The classification and molecular mechanisms of congenital red-green color vision deficiency are shown below 1).
| Classification | Cone status | Molecular mechanism |
|---|---|---|
| Normal trichromacy | L + M + S all normal | — |
| Type 1 dichromacy | L deficiency (M + S only) | Complete deletion of L gene |
| Type 2 dichromacy | M deficiency (L + S only) | Complete deletion of M gene |
| Type 1 trichromacy | L→M’ substitution (M’ + M + S) | L/M hybrid gene (shifted toward M) |
| Type 2 trichromacy | M→L’ substitution (L + L’ + S) | L/M hybrid gene (shifted toward L) |
Mutations in the S gene (on chromosome 7) cause deficiency of S-cone photopigment. It is an autosomal dominant trait, unrelated to the X chromosome, so there is no sex difference. Because it is dominant and requires only one mutated allele to manifest, if a parent is affected, the probability of transmission to a child is 50%.
The cause is an abnormality in the subunit composition of the cGMP-gated cation channel (CNG channel) in cones.
Loss of function of the CNG channel prevents cone photoresponse, leaving vision solely mediated by rods.
Deletion of the locus control region (LCR) prevents expression of both L and M genes, or missense mutations in L-cone and M-cone cause loss of function. Although it was considered non-progressive, many cases present with progressive visual impairment and macular degeneration.

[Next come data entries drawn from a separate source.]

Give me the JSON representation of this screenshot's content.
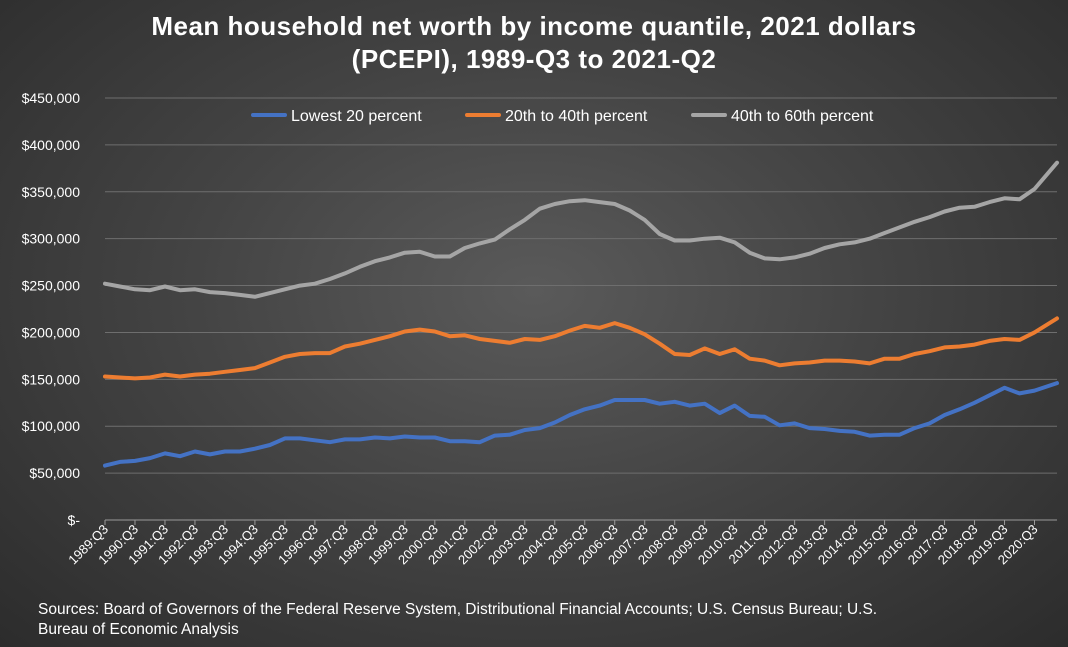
{
  "chart_data": {
    "type": "line",
    "title_lines": [
      "Mean household net worth by income quantile, 2021 dollars",
      "(PCEPI), 1989-Q3 to 2021-Q2"
    ],
    "xlabel": "",
    "ylabel": "",
    "ylim": [
      0,
      450000
    ],
    "y_ticks": [
      0,
      50000,
      100000,
      150000,
      200000,
      250000,
      300000,
      350000,
      400000,
      450000
    ],
    "y_tick_labels": [
      "$-",
      "$50,000",
      "$100,000",
      "$150,000",
      "$200,000",
      "$250,000",
      "$300,000",
      "$350,000",
      "$400,000",
      "$450,000"
    ],
    "x_tick_labels": [
      "1989:Q3",
      "1990:Q3",
      "1991:Q3",
      "1992:Q3",
      "1993:Q3",
      "1994:Q3",
      "1995:Q3",
      "1996:Q3",
      "1997:Q3",
      "1998:Q3",
      "1999:Q3",
      "2000:Q3",
      "2001:Q3",
      "2002:Q3",
      "2003:Q3",
      "2004:Q3",
      "2005:Q3",
      "2006:Q3",
      "2007:Q3",
      "2008:Q3",
      "2009:Q3",
      "2010:Q3",
      "2011:Q3",
      "2012:Q3",
      "2013:Q3",
      "2014:Q3",
      "2015:Q3",
      "2016:Q3",
      "2017:Q3",
      "2018:Q3",
      "2019:Q3",
      "2020:Q3"
    ],
    "x_start": "1989:Q3",
    "x_end": "2021:Q2",
    "grid": true,
    "legend_position": "top",
    "series": [
      {
        "name": "Lowest 20 percent",
        "color": "#4472c4",
        "points": [
          [
            "1989:Q3",
            58000
          ],
          [
            "1990:Q1",
            62000
          ],
          [
            "1990:Q3",
            63000
          ],
          [
            "1991:Q1",
            66000
          ],
          [
            "1991:Q3",
            71000
          ],
          [
            "1992:Q1",
            68000
          ],
          [
            "1992:Q3",
            73000
          ],
          [
            "1993:Q1",
            70000
          ],
          [
            "1993:Q3",
            73000
          ],
          [
            "1994:Q1",
            73000
          ],
          [
            "1994:Q3",
            76000
          ],
          [
            "1995:Q1",
            80000
          ],
          [
            "1995:Q3",
            87000
          ],
          [
            "1996:Q1",
            87000
          ],
          [
            "1996:Q3",
            85000
          ],
          [
            "1997:Q1",
            83000
          ],
          [
            "1997:Q3",
            86000
          ],
          [
            "1998:Q1",
            86000
          ],
          [
            "1998:Q3",
            88000
          ],
          [
            "1999:Q1",
            87000
          ],
          [
            "1999:Q3",
            89000
          ],
          [
            "2000:Q1",
            88000
          ],
          [
            "2000:Q3",
            88000
          ],
          [
            "2001:Q1",
            84000
          ],
          [
            "2001:Q3",
            84000
          ],
          [
            "2002:Q1",
            83000
          ],
          [
            "2002:Q3",
            90000
          ],
          [
            "2003:Q1",
            91000
          ],
          [
            "2003:Q3",
            96000
          ],
          [
            "2004:Q1",
            98000
          ],
          [
            "2004:Q3",
            104000
          ],
          [
            "2005:Q1",
            112000
          ],
          [
            "2005:Q3",
            118000
          ],
          [
            "2006:Q1",
            122000
          ],
          [
            "2006:Q3",
            128000
          ],
          [
            "2007:Q1",
            128000
          ],
          [
            "2007:Q3",
            128000
          ],
          [
            "2008:Q1",
            124000
          ],
          [
            "2008:Q3",
            126000
          ],
          [
            "2009:Q1",
            122000
          ],
          [
            "2009:Q3",
            124000
          ],
          [
            "2010:Q1",
            114000
          ],
          [
            "2010:Q3",
            122000
          ],
          [
            "2011:Q1",
            111000
          ],
          [
            "2011:Q3",
            110000
          ],
          [
            "2012:Q1",
            101000
          ],
          [
            "2012:Q3",
            103000
          ],
          [
            "2013:Q1",
            98000
          ],
          [
            "2013:Q3",
            97000
          ],
          [
            "2014:Q1",
            95000
          ],
          [
            "2014:Q3",
            94000
          ],
          [
            "2015:Q1",
            90000
          ],
          [
            "2015:Q3",
            91000
          ],
          [
            "2016:Q1",
            91000
          ],
          [
            "2016:Q3",
            98000
          ],
          [
            "2017:Q1",
            103000
          ],
          [
            "2017:Q3",
            112000
          ],
          [
            "2018:Q1",
            118000
          ],
          [
            "2018:Q3",
            125000
          ],
          [
            "2019:Q1",
            133000
          ],
          [
            "2019:Q3",
            141000
          ],
          [
            "2020:Q1",
            135000
          ],
          [
            "2020:Q3",
            138000
          ],
          [
            "2021:Q2",
            146000
          ]
        ]
      },
      {
        "name": "20th to 40th percent",
        "color": "#ed7d31",
        "points": [
          [
            "1989:Q3",
            153000
          ],
          [
            "1990:Q1",
            152000
          ],
          [
            "1990:Q3",
            151000
          ],
          [
            "1991:Q1",
            152000
          ],
          [
            "1991:Q3",
            155000
          ],
          [
            "1992:Q1",
            153000
          ],
          [
            "1992:Q3",
            155000
          ],
          [
            "1993:Q1",
            156000
          ],
          [
            "1993:Q3",
            158000
          ],
          [
            "1994:Q1",
            160000
          ],
          [
            "1994:Q3",
            162000
          ],
          [
            "1995:Q1",
            168000
          ],
          [
            "1995:Q3",
            174000
          ],
          [
            "1996:Q1",
            177000
          ],
          [
            "1996:Q3",
            178000
          ],
          [
            "1997:Q1",
            178000
          ],
          [
            "1997:Q3",
            185000
          ],
          [
            "1998:Q1",
            188000
          ],
          [
            "1998:Q3",
            192000
          ],
          [
            "1999:Q1",
            196000
          ],
          [
            "1999:Q3",
            201000
          ],
          [
            "2000:Q1",
            203000
          ],
          [
            "2000:Q3",
            201000
          ],
          [
            "2001:Q1",
            196000
          ],
          [
            "2001:Q3",
            197000
          ],
          [
            "2002:Q1",
            193000
          ],
          [
            "2002:Q3",
            191000
          ],
          [
            "2003:Q1",
            189000
          ],
          [
            "2003:Q3",
            193000
          ],
          [
            "2004:Q1",
            192000
          ],
          [
            "2004:Q3",
            196000
          ],
          [
            "2005:Q1",
            202000
          ],
          [
            "2005:Q3",
            207000
          ],
          [
            "2006:Q1",
            205000
          ],
          [
            "2006:Q3",
            210000
          ],
          [
            "2007:Q1",
            205000
          ],
          [
            "2007:Q3",
            198000
          ],
          [
            "2008:Q1",
            188000
          ],
          [
            "2008:Q3",
            177000
          ],
          [
            "2009:Q1",
            176000
          ],
          [
            "2009:Q3",
            183000
          ],
          [
            "2010:Q1",
            177000
          ],
          [
            "2010:Q3",
            182000
          ],
          [
            "2011:Q1",
            172000
          ],
          [
            "2011:Q3",
            170000
          ],
          [
            "2012:Q1",
            165000
          ],
          [
            "2012:Q3",
            167000
          ],
          [
            "2013:Q1",
            168000
          ],
          [
            "2013:Q3",
            170000
          ],
          [
            "2014:Q1",
            170000
          ],
          [
            "2014:Q3",
            169000
          ],
          [
            "2015:Q1",
            167000
          ],
          [
            "2015:Q3",
            172000
          ],
          [
            "2016:Q1",
            172000
          ],
          [
            "2016:Q3",
            177000
          ],
          [
            "2017:Q1",
            180000
          ],
          [
            "2017:Q3",
            184000
          ],
          [
            "2018:Q1",
            185000
          ],
          [
            "2018:Q3",
            187000
          ],
          [
            "2019:Q1",
            191000
          ],
          [
            "2019:Q3",
            193000
          ],
          [
            "2020:Q1",
            192000
          ],
          [
            "2020:Q3",
            200000
          ],
          [
            "2021:Q2",
            215000
          ]
        ]
      },
      {
        "name": "40th to 60th percent",
        "color": "#a5a5a5",
        "points": [
          [
            "1989:Q3",
            252000
          ],
          [
            "1990:Q1",
            249000
          ],
          [
            "1990:Q3",
            246000
          ],
          [
            "1991:Q1",
            245000
          ],
          [
            "1991:Q3",
            249000
          ],
          [
            "1992:Q1",
            245000
          ],
          [
            "1992:Q3",
            246000
          ],
          [
            "1993:Q1",
            243000
          ],
          [
            "1993:Q3",
            242000
          ],
          [
            "1994:Q1",
            240000
          ],
          [
            "1994:Q3",
            238000
          ],
          [
            "1995:Q1",
            242000
          ],
          [
            "1995:Q3",
            246000
          ],
          [
            "1996:Q1",
            250000
          ],
          [
            "1996:Q3",
            252000
          ],
          [
            "1997:Q1",
            257000
          ],
          [
            "1997:Q3",
            263000
          ],
          [
            "1998:Q1",
            270000
          ],
          [
            "1998:Q3",
            276000
          ],
          [
            "1999:Q1",
            280000
          ],
          [
            "1999:Q3",
            285000
          ],
          [
            "2000:Q1",
            286000
          ],
          [
            "2000:Q3",
            281000
          ],
          [
            "2001:Q1",
            281000
          ],
          [
            "2001:Q3",
            290000
          ],
          [
            "2002:Q1",
            295000
          ],
          [
            "2002:Q3",
            299000
          ],
          [
            "2003:Q1",
            310000
          ],
          [
            "2003:Q3",
            320000
          ],
          [
            "2004:Q1",
            332000
          ],
          [
            "2004:Q3",
            337000
          ],
          [
            "2005:Q1",
            340000
          ],
          [
            "2005:Q3",
            341000
          ],
          [
            "2006:Q1",
            339000
          ],
          [
            "2006:Q3",
            337000
          ],
          [
            "2007:Q1",
            330000
          ],
          [
            "2007:Q3",
            320000
          ],
          [
            "2008:Q1",
            305000
          ],
          [
            "2008:Q3",
            298000
          ],
          [
            "2009:Q1",
            298000
          ],
          [
            "2009:Q3",
            300000
          ],
          [
            "2010:Q1",
            301000
          ],
          [
            "2010:Q3",
            296000
          ],
          [
            "2011:Q1",
            285000
          ],
          [
            "2011:Q3",
            279000
          ],
          [
            "2012:Q1",
            278000
          ],
          [
            "2012:Q3",
            280000
          ],
          [
            "2013:Q1",
            284000
          ],
          [
            "2013:Q3",
            290000
          ],
          [
            "2014:Q1",
            294000
          ],
          [
            "2014:Q3",
            296000
          ],
          [
            "2015:Q1",
            300000
          ],
          [
            "2015:Q3",
            306000
          ],
          [
            "2016:Q1",
            312000
          ],
          [
            "2016:Q3",
            318000
          ],
          [
            "2017:Q1",
            323000
          ],
          [
            "2017:Q3",
            329000
          ],
          [
            "2018:Q1",
            333000
          ],
          [
            "2018:Q3",
            334000
          ],
          [
            "2019:Q1",
            339000
          ],
          [
            "2019:Q3",
            343000
          ],
          [
            "2020:Q1",
            342000
          ],
          [
            "2020:Q3",
            353000
          ],
          [
            "2021:Q2",
            381000
          ]
        ]
      }
    ]
  },
  "source_lines": [
    "Sources: Board of Governors of the Federal Reserve System, Distributional Financial Accounts; U.S. Census Bureau; U.S.",
    "Bureau of Economic Analysis"
  ]
}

Mancuso et al. reported successful restoration of red-green color vision in a squirrel monkey model by introducing the L-opsin gene using an AAV vector 2). This is a groundbreaking report demonstrating that new color vision channels can be acquired through gene transfer even in the mature mammalian nervous system. Human gene therapy for congenital red-green color blindness has not yet reached clinical trials due to safety and ethical issues.
For achromatopsia (rod monochromacy), clinical trials (Phase I/II) of gene therapy using AAV vectors targeting the CNGA3 and CNGB3 genes are ongoing 1).
Color vision assistive glasses (e.g., EnChroma) that filter specific wavelengths of light are commercially available and may improve discrimination of certain colors. However, they do not add new color channels and do not improve performance on color vision tests.
In 2003, revisions to the School Health and Safety Act enforcement regulations removed color vision testing from mandatory items in regular health checkups. Subsequently, cases were reported where individuals faced difficulties in career choices without being aware of their color vision deficiency. In 2014, a notice from the Ministry of Education, Culture, Sports, Science and Technology again recommended the implementation of color vision testing in schools (only for those who wish to participate) 3).
Gene therapy clinical trials for rod monochromacy (complete congenital color blindness) are ongoing, and future progress is expected. For congenital red-green color vision deficiency, color vision recovery has been reported in monkeys, but safety and ethical verification are necessary for human application, and the timing of practical use is undetermined.